Het Gezicht van de Duivel - een column van Marcel De Meester

 


    ‘Wij komen namens de club van 27.’

    ‘Neem plaats,’ spreekt de Heer op milde toon.

    Er is maar één stoel. Daar waar ze nu staan. Helemaal achteraan in de immense lege zaal.

Het is duidelijk dat Kurt Cobain weet wie zijn meerdere is. Hij laat Jimi Hendrix plaatsnemen.

Beiden doen nu hun uiterste best om het schrikbeeld te overwinnen. Ze zijn gewaarschuwd. Het is hen beneden verteld. 'Jullie zullen een afschuwelijke trip beleven.' Wat dat precies is, weten zij al. Het heeft hen tot hier gebracht.

    Aan de eindeloos lange muren en aan het plafond hangen, als een mozaiek aan elkaar gesmeed, oneindig veel bioscoopschermen, computerschermen, televisieschermen, met gsm’s en smartphones die er als ratten doorheen sluipen. Uit dit alles spatten flitsende beelden van begraafplaatsen, bruiloftsfeesten, dancings, festivals, Nostradamus, markten, slachthuizen, winkelstraten, bouwwerven, paleizen, genocide, pest, begeerte, verkeerschaos, inquisitie, communisme, walvisjacht, Hiroshima, geslachtsverkeer, een kus, Beatlemania, verkrachtingen, inbraken, moorden, oorlog, hongersnood, nog begeerte, storm, plastic, veel plastic, nog slachthuizen, Auschwitz, fabriekspijpen, Eddy Merckx, dinosaurussen, circus, rusthuizen, kannibalisme, klinieken, veel klinieken, Pompeï, afgerukte ledematen, maanlanding, huilende kinderen, nog meer begeerte, Assepoester, volle tafels, lege tafels, Lourdes, nog meer slachthuizen, een klein klein zoentje, piramiden, Het Laatste Avondmaal, mortuarium, nog mortuarium, nog meer mortuarium...

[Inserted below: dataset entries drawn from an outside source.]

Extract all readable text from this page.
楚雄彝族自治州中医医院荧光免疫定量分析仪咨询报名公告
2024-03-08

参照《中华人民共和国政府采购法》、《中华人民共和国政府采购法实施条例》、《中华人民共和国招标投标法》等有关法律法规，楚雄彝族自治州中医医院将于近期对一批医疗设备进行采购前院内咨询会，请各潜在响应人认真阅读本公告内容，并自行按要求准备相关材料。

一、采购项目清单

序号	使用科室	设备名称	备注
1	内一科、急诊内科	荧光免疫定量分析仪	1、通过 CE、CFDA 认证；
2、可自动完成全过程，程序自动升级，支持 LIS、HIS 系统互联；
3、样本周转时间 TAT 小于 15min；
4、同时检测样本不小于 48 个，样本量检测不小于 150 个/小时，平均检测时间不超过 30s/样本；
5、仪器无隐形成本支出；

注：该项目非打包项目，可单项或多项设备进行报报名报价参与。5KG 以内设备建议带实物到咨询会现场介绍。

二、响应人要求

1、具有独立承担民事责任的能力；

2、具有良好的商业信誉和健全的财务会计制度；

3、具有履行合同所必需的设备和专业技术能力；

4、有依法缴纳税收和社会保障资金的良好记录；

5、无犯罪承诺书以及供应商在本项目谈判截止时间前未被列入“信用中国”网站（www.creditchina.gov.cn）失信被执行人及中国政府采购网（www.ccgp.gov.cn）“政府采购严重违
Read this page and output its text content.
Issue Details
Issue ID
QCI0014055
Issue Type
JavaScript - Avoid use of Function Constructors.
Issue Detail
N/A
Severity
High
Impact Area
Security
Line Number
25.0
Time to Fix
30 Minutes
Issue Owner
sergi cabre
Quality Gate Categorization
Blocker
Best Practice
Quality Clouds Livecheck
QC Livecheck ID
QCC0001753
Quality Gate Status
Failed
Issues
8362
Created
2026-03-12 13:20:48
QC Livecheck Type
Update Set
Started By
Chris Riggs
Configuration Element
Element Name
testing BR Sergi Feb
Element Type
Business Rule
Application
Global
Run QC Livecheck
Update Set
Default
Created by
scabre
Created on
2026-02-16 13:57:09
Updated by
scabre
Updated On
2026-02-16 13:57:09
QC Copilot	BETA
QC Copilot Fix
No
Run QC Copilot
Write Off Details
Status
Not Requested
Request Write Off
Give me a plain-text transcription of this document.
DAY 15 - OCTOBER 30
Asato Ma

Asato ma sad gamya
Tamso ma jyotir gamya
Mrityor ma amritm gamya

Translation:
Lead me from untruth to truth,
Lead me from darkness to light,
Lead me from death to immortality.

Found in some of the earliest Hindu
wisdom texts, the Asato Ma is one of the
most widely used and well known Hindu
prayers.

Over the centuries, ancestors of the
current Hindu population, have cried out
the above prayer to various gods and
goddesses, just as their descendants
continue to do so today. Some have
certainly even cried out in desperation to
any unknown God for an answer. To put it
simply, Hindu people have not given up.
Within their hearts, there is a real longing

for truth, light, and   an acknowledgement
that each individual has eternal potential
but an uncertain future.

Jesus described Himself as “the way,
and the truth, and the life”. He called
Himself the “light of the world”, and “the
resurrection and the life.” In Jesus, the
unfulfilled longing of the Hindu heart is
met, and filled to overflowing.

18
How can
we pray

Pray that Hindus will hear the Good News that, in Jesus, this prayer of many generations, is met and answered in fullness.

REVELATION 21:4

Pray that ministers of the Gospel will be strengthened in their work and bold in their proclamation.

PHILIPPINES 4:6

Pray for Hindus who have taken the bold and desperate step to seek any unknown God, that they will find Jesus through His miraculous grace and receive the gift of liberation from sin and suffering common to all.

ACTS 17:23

    Waanzin in psychedelische kleuren. Wat dat is, weten zij. Ze zijn aan die gekte dood gegaan.

    ‘Mooi, nietwaar?’

    Ze worden uit hun trance gerukt. De stem rolt nu als een tsunami door de zaal. De Heer zit ginds midden in de zaal op een hoog podium achter een bureau. 

    ‘Ik veronderstel dat jullie er ook graag muziek bij hebben? Dat was toch jullie specialiteit!’

    Er klinkt een bulderende lach en opeens ontploft er een oorverdovend lawaai uit al de beelden. Een orkestratie van gehuil en gejammer, onweer en ontploffingen, knagen en kraken, smakken en smeken, lusten en leugens… tot alles samensmelt in een oorverscheurende feedback.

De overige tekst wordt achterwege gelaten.